The very fact that I'm contrasting freely available, online courses I'm taking from both Stanford and MIT is enough to make me flip my lid. To have such staples of industry like MIT 6.002 or Stanford's vast catalog of courses open to the general public can make you excited about what the future holds. If MIT were to open their courseware platform and if stellar CompSci foundations like Stanford continued to offer a battery of courses on such interactive foundations we would have an entirely new workforce of software engineers on our hands.

Tuesday, March 06, 2012

Filling The Pipeline

My past few work engagements have been centered around cloud computing and big data - doing stuff from managing large data centers to machine learning to map/reduce clusters. When I was at VMworld 2011 last year I took the opportunity to ask the "Big Compute and Big Data Panel" about leveraging vector processing hardware such as NVIDIA's Tesla to do data processing. The five panelists (Amr Awadallah of Cloudera, Clint Green of Data Tactics, Luke Lonergan of EMC, Richard McDougall of VMware and Paul Kent of SAS) largely agreed on a few main sticking points in vector processing for massively parallel systems:
  • The toolset is still relatively immature (maybe three years behind general CISC architectures)
  • The infrastructure has not yet reached commodity level
  • Big Compute works well with vector processing clusters, but not big data, since the latter is all about locality rather than in-memory processing
  • Commodity GPU processing is greatly constrained by memory paging - there's too much latency in transferring large in-memory datasets to GPU memory.

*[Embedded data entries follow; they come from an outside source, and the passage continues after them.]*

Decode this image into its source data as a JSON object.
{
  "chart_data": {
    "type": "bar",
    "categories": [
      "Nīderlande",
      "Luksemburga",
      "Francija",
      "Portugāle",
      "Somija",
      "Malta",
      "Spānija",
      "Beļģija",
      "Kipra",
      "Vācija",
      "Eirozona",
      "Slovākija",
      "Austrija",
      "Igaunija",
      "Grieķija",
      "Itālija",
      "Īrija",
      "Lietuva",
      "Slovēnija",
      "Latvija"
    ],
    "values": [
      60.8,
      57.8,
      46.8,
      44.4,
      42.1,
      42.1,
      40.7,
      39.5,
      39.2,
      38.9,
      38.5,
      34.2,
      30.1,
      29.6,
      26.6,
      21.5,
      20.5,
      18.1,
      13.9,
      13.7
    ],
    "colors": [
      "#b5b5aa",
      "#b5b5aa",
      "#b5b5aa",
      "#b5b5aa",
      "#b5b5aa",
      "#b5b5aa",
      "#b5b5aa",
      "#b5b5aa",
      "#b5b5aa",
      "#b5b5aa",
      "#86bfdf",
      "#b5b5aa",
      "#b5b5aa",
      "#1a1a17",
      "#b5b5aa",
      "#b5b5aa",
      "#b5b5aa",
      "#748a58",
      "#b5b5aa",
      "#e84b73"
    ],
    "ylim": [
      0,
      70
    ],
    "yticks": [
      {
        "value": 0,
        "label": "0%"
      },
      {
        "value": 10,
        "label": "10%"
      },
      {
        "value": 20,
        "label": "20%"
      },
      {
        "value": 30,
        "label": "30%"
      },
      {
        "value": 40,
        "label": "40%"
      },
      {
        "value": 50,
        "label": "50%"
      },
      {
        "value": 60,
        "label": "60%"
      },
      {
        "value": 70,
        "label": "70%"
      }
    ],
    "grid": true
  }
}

AMD had a few interesting announcements over the past few weeks that may pave the way for making cloud and big data/compute clusters more efficient and more "commodity." The first is their acquisition of SeaMicro, whose emphasis is around massively parallel, low-power computing cores with high-speed interconnects. This addresses one big issue brought up during the panel - that interconnects on big data clusters are going to become a prevailing issue as data needs to be transferred across nodes more rapidly to keep otherwise idle compute resources busy. CPUs can't crunch data sets if the data takes forever to arrive over the wire.

The next big announcement, which may be a huge sleeper hit, is AMD's unified memory architecture that's supposed to arrive in 2012. The slide on AnandTech shows that in AMD's 2012 product line the "GPU can access CPU memory," which is a HUGE development in vector processing. Imagine a data set being loaded in 64 GB of main memory, having 8 CPU cores clean the data using branch-intensive algorithms and then that same in-memory dataset being transformed by 512 stream processors. That kind of compute power without the need to stream data across a PCI-E bus could be a really, really big deal.

Still, the issue that remains are the tools that are available to make this happen. Very likely a developer would need to write generic C code to do the branching and then launch a separate OpenCL app to transform it but still share memory pointers so that nothing has to be swapped or paged out. In a world full of enterprise software developers, this kind of software engineering agility isn't exactly easy to find. If Cloudera were able to unleash this kind of power, AMD would have a big hit on their hands. Maybe AMD needs to start looking towards Cloudera as the final stage in the pipeline - an open-source framework that unlocks the potential of their infrastructure.